"I don't think Jay-sus would like that."

It must have been around 1989 when my best friend in the whole world, Damon Wilks, and I were taken to a church camp as Junior Counselors. Our main responsibility was to serve as sort of big brothers to the younger campers.



During that time, the movie "Big" had recently come out, and Damon and I had watched it numerous times. We saw a lot of our friendship reflected in the characters Billy and Josh. There was a little chant they would do that went something like this:



"Space goes..down down baby down down the roller coaster sweet sweet baby sweet sweet don’t let me go..Shimmy Shimmy Cocoa Pop Shimmy Shimmy Rock…."



You know the one. Well, Damon and I were proud that we could recite it line for line, and we thought it would be cool to share it with the young campers.



However, midway through our lesson, an adult counselor we didn't know interrupted us in a somewhat effeminate, almost caricature "Jump for Jesus" tone, saying, "Umm, boys. I don't think Jesus would like that."

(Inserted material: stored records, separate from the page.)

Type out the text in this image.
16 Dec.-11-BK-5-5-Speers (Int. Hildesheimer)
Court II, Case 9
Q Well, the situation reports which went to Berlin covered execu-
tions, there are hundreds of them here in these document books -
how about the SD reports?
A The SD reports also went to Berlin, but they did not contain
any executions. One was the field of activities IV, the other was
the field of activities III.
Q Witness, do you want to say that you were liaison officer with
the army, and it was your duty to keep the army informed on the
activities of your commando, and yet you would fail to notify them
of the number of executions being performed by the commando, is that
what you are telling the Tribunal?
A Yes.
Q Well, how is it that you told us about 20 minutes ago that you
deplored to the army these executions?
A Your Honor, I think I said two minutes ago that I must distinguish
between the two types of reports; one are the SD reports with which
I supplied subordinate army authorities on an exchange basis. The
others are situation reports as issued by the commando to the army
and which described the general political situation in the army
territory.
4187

Really, dude? I'm not saying Jesus was in the room dancing for joy, but there we were, two young pubescent guys happily spending a portion of our summer doing the Lord's work, and this guy wanted to dampen our moment of secular fun.



We immediately stopped, apologized, and later smiled and nodded at him as he belted out Rich Mullins lyrics through his well-trimmed blonde mustache, his permed and highlighted mullet bouncing to the beat as he clapped with his hands delicately touching in time. You know what Jesus wouldn't like? That perm.



Another experience that stuck in my mind was when a couple of Sunday School teachers explained to us why Garth Brooks' song "Unanswered Prayers" was not accurate.



"God always answers prayers," they argued.



Even my young brain could discern that sometimes the answer is found in no answer at all, just like my father had shown me throughout my life.



"Dad, can I have a new ball glove?" A wordless look and a stoic face were all the answer I needed. No words spoken. Answer given. I'm no Garth fan, but I remember thinking they were singling out a pretty decent song. Why?



Why do some people think it's their job to tell you you're wrong? Why do some people constantly notice the tiny wrongs and ignore the enormous rights? Why do some people think you MUST know when you should disapprove of something? Why do some people think it's their role to correct you? I'm not a fan of these people.



I love giving encouragement to others. I try to make a point of making people leave my company feeling better than when they arrived. Sure, people say dumb and stupid things, some of which are completely wrong. But is it really my duty to correct them? Sometimes, yes. Most of the time, no.



This doesn't mean that if someone said, "Hey J Dub, I think I'm gonna give cocaine a try. I hear it really boosts your creativity," I wouldn't say, "Yeah, that's dumb."



However, if I have a buddy making an argument that Godfather III is the best of the trilogy, I have to sit him down and ask him to keep quiet for no less than 48 hours..



If you've ever seen Ocean's Eleven, there are two characters played by Scott Caan and Casey Affleck who are always arguing over the most mind-numbing topics. They sound like morons not only because of their arguments but also because of the triviality of the topics. They are pointless.



This is what so many people do in day-to-day life. We even do it digitally. There’s an instinct to not let a person we don’t know from a place we don’t know spew nonsense on Twitter and think it’s our job to correct them. Hell, we don’t even know if the person is real.



Now, I can hear what some of you are saying. "Wait Jason. So you're telling me we should just accept whatever anyone says? We should never tell them they are wrong so as not to discourage them?"



Not at all, grasshopper. What I'm saying is that in these instances, you might try something like this:



Stupid Friend: "You know, I think communism really isn't such a bad idea. It just hasn't been done right."



You: "Interesting. I'd like to better understand your position. In fact, I don't really know all the details of how, say, the Soviet Union was set up. Can you explain it to me? What about the origins of communism? I wonder how the people who produce are motivated to give what the make to those who need? If they decide not to produce any longer, how do you make them continue?" All these questions should be posed in an inquisitive manner not accusator condescending one.



Stupid Friend: "Umm well..."



Here's the point. Instead of coming down on your friend with a sickle and hammer (though painted red, white, and blue and adorned with stars), start calmly asking questions.



I get it. We want to be right. We want to make sure the world around us is right. However, we need to exercise some tact and love when trying to straighten things out. And not everything you think is wrong or not quite right needs to be pointed out.